Le cas étudié concerne monsieur « L » âgé de 72ans, ancien mécanicien, parlant peu et par phrases courtes. C’est une personne plutôt mince et paraissant affaiblie. Une maladie de Parkinson lui a été diagnostiquée voici 3 ans. De plus, il a un traitement symptomatique pour la maladie d’Alzheimer. Compte tenu de cette maladie, Mr L a donc beaucoup de difficulté à maitriser ses mouvements, il tremble beaucoup.

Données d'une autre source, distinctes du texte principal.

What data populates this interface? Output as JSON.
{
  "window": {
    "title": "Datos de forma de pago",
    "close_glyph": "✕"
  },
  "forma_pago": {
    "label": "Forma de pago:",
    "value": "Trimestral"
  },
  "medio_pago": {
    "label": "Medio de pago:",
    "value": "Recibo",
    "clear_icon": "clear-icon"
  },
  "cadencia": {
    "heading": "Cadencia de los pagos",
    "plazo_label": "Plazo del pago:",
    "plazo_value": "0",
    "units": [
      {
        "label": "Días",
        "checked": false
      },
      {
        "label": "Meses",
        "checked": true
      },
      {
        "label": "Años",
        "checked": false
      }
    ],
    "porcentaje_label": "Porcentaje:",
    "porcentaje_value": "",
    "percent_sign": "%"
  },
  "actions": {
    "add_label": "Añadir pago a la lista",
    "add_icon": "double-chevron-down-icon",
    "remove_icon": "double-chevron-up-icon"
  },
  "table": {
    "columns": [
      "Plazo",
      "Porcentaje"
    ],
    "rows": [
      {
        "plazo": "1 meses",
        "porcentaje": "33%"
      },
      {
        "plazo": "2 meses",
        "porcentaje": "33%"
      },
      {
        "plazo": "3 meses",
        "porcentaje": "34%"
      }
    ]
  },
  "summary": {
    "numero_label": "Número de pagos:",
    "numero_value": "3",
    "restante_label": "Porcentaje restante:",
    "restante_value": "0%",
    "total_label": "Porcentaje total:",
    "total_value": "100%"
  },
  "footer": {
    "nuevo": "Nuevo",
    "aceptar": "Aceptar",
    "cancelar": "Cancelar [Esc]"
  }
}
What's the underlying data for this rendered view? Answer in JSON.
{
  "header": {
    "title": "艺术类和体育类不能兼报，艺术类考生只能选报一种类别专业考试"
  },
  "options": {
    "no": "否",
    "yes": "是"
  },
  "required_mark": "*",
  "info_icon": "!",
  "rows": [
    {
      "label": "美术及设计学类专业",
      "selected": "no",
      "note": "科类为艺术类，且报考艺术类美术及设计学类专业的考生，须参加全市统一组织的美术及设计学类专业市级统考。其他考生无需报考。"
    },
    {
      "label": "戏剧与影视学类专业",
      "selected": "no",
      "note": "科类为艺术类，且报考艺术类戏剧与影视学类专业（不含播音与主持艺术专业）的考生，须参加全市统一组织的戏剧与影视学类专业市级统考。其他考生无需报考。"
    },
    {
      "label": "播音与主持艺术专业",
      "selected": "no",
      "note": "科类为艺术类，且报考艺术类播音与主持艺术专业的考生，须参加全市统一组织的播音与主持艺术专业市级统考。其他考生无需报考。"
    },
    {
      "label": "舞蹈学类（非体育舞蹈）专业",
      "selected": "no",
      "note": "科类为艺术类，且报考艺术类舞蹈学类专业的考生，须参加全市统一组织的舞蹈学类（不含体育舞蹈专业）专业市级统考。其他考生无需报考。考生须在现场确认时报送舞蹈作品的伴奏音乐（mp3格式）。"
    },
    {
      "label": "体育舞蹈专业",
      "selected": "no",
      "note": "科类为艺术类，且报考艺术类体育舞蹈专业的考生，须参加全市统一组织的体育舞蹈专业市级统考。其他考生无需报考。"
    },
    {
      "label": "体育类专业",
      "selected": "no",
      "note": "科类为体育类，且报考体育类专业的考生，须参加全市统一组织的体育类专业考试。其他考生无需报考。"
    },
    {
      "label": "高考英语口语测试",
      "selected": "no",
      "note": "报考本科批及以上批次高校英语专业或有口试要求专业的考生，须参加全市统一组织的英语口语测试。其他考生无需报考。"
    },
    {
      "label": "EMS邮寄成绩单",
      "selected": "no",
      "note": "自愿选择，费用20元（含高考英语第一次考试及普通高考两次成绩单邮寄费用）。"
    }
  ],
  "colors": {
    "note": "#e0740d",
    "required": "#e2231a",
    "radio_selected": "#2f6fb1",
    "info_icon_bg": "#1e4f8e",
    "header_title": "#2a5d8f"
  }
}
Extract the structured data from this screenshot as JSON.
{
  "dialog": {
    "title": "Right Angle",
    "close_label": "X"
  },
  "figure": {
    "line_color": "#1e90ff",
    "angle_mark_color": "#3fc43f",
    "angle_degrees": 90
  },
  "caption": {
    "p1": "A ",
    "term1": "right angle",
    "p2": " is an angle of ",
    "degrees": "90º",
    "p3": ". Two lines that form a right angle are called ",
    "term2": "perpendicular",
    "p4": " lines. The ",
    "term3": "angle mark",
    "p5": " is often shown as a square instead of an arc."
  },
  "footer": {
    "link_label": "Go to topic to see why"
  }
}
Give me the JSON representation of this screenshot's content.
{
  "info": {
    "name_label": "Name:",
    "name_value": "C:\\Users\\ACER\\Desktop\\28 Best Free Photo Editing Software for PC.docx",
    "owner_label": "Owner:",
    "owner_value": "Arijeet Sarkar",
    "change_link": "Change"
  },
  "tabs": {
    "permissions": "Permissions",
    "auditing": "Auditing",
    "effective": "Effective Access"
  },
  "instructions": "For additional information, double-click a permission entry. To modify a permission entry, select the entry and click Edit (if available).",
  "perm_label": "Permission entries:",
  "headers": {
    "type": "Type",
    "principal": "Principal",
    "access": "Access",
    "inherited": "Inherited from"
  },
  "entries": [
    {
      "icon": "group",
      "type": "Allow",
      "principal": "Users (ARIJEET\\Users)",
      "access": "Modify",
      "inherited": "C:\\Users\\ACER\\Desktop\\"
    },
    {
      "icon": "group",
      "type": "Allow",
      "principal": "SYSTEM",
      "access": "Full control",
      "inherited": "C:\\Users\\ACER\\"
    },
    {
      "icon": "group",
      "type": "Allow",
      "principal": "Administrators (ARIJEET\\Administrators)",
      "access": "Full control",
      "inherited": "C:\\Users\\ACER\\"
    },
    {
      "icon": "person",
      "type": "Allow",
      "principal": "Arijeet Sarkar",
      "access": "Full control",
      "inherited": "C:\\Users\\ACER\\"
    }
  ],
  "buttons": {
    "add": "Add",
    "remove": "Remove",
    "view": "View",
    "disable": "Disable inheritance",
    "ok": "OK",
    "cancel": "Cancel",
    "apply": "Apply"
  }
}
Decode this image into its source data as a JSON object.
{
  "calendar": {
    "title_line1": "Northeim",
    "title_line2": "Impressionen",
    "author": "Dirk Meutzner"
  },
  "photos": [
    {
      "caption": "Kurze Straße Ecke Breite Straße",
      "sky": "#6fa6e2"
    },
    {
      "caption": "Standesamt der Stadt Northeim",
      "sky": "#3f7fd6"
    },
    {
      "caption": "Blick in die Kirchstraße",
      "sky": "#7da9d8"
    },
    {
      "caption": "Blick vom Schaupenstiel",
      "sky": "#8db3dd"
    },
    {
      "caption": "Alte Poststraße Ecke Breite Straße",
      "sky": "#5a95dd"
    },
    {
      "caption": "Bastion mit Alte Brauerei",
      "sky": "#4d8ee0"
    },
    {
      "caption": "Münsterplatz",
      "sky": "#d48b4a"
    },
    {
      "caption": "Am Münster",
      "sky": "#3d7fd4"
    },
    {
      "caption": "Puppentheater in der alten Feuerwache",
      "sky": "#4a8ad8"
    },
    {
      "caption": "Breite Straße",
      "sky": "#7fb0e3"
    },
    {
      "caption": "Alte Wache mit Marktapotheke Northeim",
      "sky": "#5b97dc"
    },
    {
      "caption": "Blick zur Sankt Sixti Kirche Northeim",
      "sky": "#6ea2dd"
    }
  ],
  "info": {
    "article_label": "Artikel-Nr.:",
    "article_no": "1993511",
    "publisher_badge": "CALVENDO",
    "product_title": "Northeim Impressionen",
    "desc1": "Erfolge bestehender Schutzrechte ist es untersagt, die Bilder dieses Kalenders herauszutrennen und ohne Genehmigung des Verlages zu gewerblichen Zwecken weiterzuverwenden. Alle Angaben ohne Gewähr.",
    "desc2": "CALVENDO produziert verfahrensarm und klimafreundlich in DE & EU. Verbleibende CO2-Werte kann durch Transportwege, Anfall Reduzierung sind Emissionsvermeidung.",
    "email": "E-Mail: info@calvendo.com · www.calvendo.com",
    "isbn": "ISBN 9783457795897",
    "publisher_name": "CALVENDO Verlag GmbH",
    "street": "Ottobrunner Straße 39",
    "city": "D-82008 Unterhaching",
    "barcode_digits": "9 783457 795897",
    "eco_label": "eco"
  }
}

C’est un homme marié, il a 2 fils âgés respectivement de 32 et 38 ans ; avec son épouse ils sont très présents à ses côtés. Ceux-ci le décrivent comme assez déprimé depuis quelques jours et le soutiennent le plus possible. Mr L. vit à domicile avec sa femme et son fils ainé qui s’occupe de lui au quotidien. Son plus jeune fils a quitté la maison il y 9 ans mais reste très présent auprès de sa famille.

Le fils de Mr L., suite aux difficultés rencontrées par son père pour marcher, a décidé de l’emmener aux urgences. Après des radiographies et une consultation, celui-ci est rentré chez lui car rien d’anormal n’avait été diagnostiqué.

Dans la soirée, alors que Mr L. ne parvenait plus du tout à marcher et se plaignait beaucoup de sa jambe, son fils décide de revenir aux urgences.

Après de nouvelles radiographies, une fracture engrenée du col fémoral droit a été détectée. Mr L. a ainsi été hospitalisé en service de chirurgie orthopédique pour subir une opération programmée le lendemain.

II. Description de la situation

Tous les matins, j’accompagne l’agent de service lors du service des petits déjeuner afin d’installer tous les patients correctement et de vérifier que les régimes spécifiques sont bien respectés.

Ce matin, j’ai remarqué lors du service que Mr L. était très agité et anxieux. Celui-ci avait été opéré deux jours plus tôt et ne m’avait jamais parut aussi inquiet depuis son arrivée dans le service.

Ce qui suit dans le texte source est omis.